The board of the Ghana School of Survey and Mapping (GSSM) has been reconstituted, and its members charged to be pragmatic to resolve infrastructure and other challenges confronting the institution.
At the swearing-in of the GSSM board in Accra yesterday, the Minister of Lands and Natural Resources, Mr Kwaku Asomah-Cheremeh, also stressed the need for the board to prioritise capacity-building initiatives to produce high quality survey and mapping professionals for the country.
“I am aware of the infrastructural challenges the GSSM currently faces, and I want to urge the members of the board to lend their unflinching support to every effort aimed at resolving such setbacks,” he said.
The seven-member board is chaired by the Technical Director for Lands at the Ministry of Lands and Natural Resources, Mr James Ebenezer K. Dadson.
Other members are the Deputy Executive Secretary in-charge of Corporate Services at the Lands Commission, Mr James Ofori-Boadu; an official from the Survey and Mapping Division of the Lands Commission, Mr Yaw Aboagye-Kyei; and the Principal of the GSSM, Mr Daniel Adomako Agyemfrah.
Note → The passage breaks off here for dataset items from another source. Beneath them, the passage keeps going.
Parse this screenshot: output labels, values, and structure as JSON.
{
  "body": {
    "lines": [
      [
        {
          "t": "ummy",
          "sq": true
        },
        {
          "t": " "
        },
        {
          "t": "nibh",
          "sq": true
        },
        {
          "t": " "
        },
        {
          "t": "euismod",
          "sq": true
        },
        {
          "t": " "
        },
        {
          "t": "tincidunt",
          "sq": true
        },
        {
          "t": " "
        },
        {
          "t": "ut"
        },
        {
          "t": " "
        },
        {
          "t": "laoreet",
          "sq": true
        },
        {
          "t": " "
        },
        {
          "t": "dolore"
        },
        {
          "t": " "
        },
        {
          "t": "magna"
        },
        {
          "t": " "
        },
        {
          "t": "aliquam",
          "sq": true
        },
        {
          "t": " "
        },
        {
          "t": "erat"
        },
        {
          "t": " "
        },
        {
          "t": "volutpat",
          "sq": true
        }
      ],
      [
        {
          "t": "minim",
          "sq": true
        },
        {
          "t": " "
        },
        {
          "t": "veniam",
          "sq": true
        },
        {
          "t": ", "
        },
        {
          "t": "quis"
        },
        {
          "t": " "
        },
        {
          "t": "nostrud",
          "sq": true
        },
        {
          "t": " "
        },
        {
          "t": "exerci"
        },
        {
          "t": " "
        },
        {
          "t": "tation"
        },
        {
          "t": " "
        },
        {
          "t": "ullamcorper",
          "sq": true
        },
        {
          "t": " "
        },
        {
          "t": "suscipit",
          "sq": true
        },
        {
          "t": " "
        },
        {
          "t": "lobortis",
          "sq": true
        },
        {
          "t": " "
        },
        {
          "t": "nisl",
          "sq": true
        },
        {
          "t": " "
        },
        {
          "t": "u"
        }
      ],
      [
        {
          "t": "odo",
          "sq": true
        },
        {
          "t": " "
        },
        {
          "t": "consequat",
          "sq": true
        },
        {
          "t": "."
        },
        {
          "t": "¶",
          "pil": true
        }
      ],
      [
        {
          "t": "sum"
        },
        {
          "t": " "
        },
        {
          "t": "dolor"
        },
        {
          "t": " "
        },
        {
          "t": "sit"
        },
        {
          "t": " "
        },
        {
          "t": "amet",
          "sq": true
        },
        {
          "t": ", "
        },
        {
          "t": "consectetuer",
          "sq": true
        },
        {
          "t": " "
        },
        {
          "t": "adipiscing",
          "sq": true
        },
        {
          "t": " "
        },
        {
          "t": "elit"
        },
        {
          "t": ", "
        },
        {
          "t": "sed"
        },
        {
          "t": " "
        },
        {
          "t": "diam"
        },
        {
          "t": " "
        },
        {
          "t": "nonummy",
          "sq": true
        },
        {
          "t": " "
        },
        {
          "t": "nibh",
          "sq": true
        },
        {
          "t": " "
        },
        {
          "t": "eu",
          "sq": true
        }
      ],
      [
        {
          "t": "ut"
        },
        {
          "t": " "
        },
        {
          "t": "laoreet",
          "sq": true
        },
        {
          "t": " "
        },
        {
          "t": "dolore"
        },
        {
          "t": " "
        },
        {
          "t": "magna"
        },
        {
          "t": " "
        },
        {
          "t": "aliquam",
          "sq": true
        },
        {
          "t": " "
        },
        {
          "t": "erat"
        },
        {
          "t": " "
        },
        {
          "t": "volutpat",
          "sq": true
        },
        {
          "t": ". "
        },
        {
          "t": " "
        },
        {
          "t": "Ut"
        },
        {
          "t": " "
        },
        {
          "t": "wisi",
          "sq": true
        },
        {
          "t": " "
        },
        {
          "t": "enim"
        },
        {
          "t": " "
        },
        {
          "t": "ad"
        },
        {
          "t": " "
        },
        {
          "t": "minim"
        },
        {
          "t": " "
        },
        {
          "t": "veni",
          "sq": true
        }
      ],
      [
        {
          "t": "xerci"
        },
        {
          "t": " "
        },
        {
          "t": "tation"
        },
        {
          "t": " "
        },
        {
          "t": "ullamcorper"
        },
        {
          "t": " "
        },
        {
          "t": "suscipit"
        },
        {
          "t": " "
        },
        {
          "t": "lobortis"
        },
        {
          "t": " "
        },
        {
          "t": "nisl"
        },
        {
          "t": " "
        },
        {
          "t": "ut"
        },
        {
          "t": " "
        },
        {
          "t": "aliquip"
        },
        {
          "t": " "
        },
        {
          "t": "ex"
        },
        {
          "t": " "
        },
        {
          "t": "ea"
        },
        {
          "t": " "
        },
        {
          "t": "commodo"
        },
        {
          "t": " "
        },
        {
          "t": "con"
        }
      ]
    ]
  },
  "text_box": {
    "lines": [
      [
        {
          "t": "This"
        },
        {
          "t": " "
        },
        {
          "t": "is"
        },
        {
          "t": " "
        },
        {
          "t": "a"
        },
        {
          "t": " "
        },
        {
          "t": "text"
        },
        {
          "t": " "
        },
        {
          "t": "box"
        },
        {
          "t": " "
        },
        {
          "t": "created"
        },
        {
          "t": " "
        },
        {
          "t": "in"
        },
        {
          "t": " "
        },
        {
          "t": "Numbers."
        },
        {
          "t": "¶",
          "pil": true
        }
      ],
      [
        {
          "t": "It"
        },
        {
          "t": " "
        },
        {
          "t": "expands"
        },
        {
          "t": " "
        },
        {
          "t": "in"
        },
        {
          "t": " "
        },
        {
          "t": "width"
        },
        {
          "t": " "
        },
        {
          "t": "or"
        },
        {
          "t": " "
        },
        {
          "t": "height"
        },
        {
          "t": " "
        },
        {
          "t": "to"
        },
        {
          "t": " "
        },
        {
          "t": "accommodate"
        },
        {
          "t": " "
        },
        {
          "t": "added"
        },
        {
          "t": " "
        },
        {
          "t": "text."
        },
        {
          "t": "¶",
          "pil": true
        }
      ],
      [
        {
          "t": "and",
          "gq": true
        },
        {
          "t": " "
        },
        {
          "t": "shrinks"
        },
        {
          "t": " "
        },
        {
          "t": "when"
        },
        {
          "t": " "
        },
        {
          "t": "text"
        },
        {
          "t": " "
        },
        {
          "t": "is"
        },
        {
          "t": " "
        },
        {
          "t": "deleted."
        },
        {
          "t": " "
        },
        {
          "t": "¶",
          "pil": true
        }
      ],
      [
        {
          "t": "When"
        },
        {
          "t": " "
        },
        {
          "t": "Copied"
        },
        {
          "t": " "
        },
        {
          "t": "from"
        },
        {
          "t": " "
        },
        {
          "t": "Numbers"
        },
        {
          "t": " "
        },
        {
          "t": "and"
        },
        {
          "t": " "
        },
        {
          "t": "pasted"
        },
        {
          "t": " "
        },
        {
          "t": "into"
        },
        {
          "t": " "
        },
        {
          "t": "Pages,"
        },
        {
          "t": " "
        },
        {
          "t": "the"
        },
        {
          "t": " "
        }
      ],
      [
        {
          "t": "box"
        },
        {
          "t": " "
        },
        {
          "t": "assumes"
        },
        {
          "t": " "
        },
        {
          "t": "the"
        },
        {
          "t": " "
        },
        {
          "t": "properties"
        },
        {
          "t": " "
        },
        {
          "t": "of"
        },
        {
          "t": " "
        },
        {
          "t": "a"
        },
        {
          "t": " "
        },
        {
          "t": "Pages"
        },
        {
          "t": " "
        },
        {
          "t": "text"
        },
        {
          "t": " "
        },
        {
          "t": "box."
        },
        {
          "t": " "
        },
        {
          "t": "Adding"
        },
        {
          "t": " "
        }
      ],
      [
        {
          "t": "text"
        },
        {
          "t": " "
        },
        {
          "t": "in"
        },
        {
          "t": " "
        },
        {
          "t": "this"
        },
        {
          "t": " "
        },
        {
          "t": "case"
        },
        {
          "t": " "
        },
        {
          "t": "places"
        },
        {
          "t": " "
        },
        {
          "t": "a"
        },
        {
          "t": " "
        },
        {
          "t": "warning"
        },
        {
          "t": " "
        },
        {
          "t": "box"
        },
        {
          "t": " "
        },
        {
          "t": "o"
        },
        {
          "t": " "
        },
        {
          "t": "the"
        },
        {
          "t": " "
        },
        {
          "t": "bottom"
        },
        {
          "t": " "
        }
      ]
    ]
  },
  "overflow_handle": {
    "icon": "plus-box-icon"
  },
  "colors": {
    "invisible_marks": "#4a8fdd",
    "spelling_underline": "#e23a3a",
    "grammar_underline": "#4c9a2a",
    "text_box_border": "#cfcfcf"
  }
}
The rest are a lecturer from the Geometric Engineering Department of the Kwame Nkrumah University of Science and Technology (KNUST), Dr Anthony Arko-Adjei; Mr J.C. Acquah of the Ghana Institution of Surveyors, and a representative from the GSSM Student Representative Council (SRC), Mr Richard Kwaku Baah.
Mr Asomah-Cheremeh said the GSSM was one of the critical institutions that needed to be supported to produce the technical human resource needed for national development.
He urged members of the board to bring their knowledge and expertise acquired in various fields over the years to bare on the institution to turn around the fortunes of GSSM.
A board member, Mr Agyemfrah, said one of the greatest challenges confronting the institution was inadequate land for expansion.
He said part of the school’s land had been ceded to other entities, making it difficult for expansion of facilities.
“Portion of the school’s land has been given out to other institutions to carry out their projects, and this has compressed the space for expansion works. We need a bigger land somewhere to expand the school,” he said.
Mr Agyemfrah also said the lack of modern equipment was a major challenge to the school.
“It is a technical school and needs modern equipment, including the Global Positioning System (GPS), and they are so expensive, but the school’s budget cannot meet this demand,” he said.
He said the space and resource constraints had affected the school’s enrolment over the years, and called for support to reverse the trend.